A preta boa nos alimentava, a preta má, não. Pouco valeria dizer que ambas cumpriam ordens da patroa branca (a quase sinhá do Séc. XXI/XX); à criança perdida e abandonada a suas terrificantes fantasias, as relações trabalhistas são inalcançáveis.
Durante toda a  infância, as crianças brancas veem os negros e as negras servindo-as, trocando, cozinhando, arrumando, dirigindo, consertando, podando o jardim, sempre ou quase sempre obedientes e caladas. Acostumaram-se a ver os pais brancos fazer distinções arbitrárias ou economicistas, separando as pessoas negras, em “boas” ou “ruins”. À pessoa negra excepcionalmente boa, atribuiu-se uma “alma branca”. Separá-las, pois, é natural às crianças, cujo mundo era naturalmente separado, com as coisas boas e prazeirosas destinadas às crianças brancas.
Por mais que uma criança branca cresça e adquira valores que repudiam essa forma de organização social, lastreada em um sistema escravagista ainda não totalmente extirpado de nosso imaginário branco, ela carregará as experiências que teve. Os ódios à mulher branca que dele não cuidava transferiram-se à mulher negra que por ele se responsabilizou. As identidades que criou durante toda sua vida sempre foram com pessoas brancas.
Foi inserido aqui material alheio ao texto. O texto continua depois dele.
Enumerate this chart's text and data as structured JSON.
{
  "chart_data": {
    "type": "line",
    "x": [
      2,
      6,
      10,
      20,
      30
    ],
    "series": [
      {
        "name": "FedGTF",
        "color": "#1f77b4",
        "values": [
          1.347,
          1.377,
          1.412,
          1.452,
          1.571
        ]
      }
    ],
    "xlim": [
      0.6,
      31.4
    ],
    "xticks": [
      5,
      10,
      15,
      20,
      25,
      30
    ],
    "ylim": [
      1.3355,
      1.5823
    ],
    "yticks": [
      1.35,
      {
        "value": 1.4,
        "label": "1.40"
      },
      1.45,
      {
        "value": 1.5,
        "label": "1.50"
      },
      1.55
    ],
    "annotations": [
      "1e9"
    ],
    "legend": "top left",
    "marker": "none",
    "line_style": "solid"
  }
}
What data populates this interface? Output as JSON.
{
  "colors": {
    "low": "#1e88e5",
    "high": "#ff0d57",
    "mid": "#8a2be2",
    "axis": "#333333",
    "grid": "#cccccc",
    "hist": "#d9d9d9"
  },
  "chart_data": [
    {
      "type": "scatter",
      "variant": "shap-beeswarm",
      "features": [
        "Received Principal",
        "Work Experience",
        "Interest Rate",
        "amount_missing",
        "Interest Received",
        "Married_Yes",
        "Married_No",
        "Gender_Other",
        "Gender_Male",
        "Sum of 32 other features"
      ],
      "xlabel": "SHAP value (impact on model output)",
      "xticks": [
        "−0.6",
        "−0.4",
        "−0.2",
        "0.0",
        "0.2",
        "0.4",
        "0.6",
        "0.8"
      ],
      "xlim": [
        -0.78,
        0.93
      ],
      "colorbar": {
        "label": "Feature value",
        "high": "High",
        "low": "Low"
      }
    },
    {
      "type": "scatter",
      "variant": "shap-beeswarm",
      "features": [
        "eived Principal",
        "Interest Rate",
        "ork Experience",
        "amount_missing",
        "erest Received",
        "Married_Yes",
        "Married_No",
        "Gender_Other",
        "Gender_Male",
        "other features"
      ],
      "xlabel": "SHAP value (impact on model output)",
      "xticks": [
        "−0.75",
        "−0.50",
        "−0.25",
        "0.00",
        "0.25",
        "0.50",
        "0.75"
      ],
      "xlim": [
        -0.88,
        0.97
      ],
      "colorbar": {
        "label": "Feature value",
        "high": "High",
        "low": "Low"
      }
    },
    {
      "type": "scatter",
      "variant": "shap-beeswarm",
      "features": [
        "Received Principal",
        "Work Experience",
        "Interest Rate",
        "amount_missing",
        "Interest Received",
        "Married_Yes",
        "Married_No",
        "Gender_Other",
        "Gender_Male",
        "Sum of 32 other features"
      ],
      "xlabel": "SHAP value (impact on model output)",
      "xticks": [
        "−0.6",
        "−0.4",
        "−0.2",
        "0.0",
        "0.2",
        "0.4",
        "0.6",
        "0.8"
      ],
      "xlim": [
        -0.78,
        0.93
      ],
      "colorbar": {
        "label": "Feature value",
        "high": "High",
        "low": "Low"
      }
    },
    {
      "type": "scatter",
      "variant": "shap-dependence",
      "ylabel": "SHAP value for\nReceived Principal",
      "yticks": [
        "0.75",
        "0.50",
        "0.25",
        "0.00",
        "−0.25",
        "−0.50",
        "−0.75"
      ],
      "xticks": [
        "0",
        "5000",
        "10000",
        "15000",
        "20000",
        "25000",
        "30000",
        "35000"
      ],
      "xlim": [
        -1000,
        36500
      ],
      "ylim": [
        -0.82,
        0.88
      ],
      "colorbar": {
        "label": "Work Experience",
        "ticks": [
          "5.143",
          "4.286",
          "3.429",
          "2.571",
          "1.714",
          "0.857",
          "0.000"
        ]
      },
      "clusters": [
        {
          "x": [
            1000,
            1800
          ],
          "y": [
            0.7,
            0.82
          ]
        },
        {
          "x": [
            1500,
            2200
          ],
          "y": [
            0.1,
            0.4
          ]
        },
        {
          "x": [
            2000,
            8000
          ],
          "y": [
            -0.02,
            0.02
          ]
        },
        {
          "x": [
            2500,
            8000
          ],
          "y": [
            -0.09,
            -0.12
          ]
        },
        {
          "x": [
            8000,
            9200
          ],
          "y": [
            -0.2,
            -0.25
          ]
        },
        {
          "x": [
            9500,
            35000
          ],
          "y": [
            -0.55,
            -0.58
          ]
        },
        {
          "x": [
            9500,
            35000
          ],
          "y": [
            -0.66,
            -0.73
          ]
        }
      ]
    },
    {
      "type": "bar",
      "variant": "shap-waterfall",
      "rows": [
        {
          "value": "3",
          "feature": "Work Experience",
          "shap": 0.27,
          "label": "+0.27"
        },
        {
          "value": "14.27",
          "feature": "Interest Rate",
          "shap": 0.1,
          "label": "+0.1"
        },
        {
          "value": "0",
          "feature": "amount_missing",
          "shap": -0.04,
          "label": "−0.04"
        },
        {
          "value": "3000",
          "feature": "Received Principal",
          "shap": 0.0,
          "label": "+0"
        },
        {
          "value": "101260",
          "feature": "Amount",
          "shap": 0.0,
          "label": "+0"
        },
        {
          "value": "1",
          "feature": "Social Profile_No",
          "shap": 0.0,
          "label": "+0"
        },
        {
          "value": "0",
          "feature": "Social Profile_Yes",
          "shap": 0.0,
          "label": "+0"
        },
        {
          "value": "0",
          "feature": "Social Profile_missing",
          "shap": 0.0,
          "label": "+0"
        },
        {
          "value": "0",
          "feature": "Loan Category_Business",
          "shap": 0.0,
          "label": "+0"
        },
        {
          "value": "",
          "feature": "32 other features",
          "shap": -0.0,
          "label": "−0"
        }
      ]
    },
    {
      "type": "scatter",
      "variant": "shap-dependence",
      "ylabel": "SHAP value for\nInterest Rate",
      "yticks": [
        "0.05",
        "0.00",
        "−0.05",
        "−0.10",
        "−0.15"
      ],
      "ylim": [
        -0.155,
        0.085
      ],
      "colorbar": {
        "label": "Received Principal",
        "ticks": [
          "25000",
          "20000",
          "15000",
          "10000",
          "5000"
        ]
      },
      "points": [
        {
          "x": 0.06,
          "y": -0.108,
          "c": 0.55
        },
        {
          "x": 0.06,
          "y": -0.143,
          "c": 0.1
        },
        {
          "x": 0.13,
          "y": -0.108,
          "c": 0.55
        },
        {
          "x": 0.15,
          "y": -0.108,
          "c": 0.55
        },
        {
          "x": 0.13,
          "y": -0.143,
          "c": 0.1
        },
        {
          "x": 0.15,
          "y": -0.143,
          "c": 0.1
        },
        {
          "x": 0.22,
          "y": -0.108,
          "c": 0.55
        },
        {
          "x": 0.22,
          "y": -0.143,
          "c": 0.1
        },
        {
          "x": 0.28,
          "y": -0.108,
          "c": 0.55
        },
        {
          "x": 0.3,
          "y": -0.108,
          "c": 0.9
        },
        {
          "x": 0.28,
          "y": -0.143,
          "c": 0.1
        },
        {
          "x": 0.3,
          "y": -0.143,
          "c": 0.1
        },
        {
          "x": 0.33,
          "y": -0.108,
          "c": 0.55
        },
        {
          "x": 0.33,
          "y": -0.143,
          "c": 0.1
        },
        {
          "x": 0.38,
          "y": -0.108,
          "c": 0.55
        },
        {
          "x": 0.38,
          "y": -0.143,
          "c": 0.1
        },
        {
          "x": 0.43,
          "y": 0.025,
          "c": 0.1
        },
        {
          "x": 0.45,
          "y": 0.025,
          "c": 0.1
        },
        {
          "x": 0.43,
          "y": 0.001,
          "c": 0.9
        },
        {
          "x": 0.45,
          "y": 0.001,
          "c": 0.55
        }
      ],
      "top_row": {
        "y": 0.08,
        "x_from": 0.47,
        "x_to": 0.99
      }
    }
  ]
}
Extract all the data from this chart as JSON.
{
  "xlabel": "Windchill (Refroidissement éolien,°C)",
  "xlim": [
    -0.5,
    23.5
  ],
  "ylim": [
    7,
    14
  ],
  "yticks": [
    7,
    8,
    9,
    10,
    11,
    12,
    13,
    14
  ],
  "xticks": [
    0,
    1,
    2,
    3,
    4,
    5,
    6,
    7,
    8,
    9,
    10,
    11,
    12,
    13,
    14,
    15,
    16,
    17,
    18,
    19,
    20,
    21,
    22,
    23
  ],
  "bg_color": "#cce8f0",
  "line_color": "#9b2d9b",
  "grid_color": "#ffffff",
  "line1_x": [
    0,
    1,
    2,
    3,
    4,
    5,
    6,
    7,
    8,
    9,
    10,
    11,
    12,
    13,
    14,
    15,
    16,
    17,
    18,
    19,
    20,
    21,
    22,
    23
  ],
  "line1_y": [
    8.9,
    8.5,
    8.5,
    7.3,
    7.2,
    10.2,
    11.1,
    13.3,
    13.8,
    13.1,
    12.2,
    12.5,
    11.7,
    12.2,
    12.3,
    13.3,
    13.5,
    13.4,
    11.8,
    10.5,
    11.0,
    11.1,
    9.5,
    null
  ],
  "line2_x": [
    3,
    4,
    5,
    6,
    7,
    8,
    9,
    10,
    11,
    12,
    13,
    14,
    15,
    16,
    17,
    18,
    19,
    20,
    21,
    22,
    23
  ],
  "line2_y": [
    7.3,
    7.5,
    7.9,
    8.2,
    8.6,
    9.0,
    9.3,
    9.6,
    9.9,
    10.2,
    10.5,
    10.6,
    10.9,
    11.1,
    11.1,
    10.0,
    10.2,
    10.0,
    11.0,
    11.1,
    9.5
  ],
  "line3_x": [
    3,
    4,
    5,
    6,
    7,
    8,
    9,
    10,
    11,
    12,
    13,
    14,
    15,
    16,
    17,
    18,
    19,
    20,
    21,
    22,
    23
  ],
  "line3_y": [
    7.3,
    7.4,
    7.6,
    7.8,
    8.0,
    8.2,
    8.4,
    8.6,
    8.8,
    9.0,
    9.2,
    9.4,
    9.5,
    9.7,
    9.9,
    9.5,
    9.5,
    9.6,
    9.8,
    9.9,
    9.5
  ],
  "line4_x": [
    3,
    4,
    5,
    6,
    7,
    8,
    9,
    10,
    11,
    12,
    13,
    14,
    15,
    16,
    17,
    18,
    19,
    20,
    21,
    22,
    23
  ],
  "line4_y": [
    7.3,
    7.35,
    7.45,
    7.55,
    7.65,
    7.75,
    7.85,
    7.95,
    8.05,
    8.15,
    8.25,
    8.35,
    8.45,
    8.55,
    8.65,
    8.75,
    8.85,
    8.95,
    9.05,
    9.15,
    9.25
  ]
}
As igualdades que conheceu apenas o nivelava às pessoas brancas; a diversidade racial ou étnica ficava incrustada apenas nos livros de Geografia, como fotografias de Marte, nunca fazendo parte de seu mundo diário.
Essa criança branca que estudou e que adquiriu conhecimentos, que formatou valores igualitários e libertadores, que sente repulsa e asco pelo racismo, traz dentro si memórias que podem trai-la, em momentos cruciantes, naqueles em que estamos expostos e/ou pressionados.
O racismo está dentro da gente mais do que imaginamos ou imaginaríamos. Essa sinceridade gutural e primitiva do Ministro me fez lembrar uma velha canção de Caetano: Eu minto, mas minha voz não mente/Minha voz soa exatamente/De onde, no corpo, na alma de uma pessoa/Se produz a palavra EU…
O ato falho do Ministro é uma dessas oportunidades para que tenhamos uma reflexão do quão introjetados temos os valores ruins e nenhum é pior que o racismo, que nós combatemos, mas que pulsam dentro de nós.
Roberto Tardelli é Advogado Sócio da Banca Tardelli, Giacon e Conway.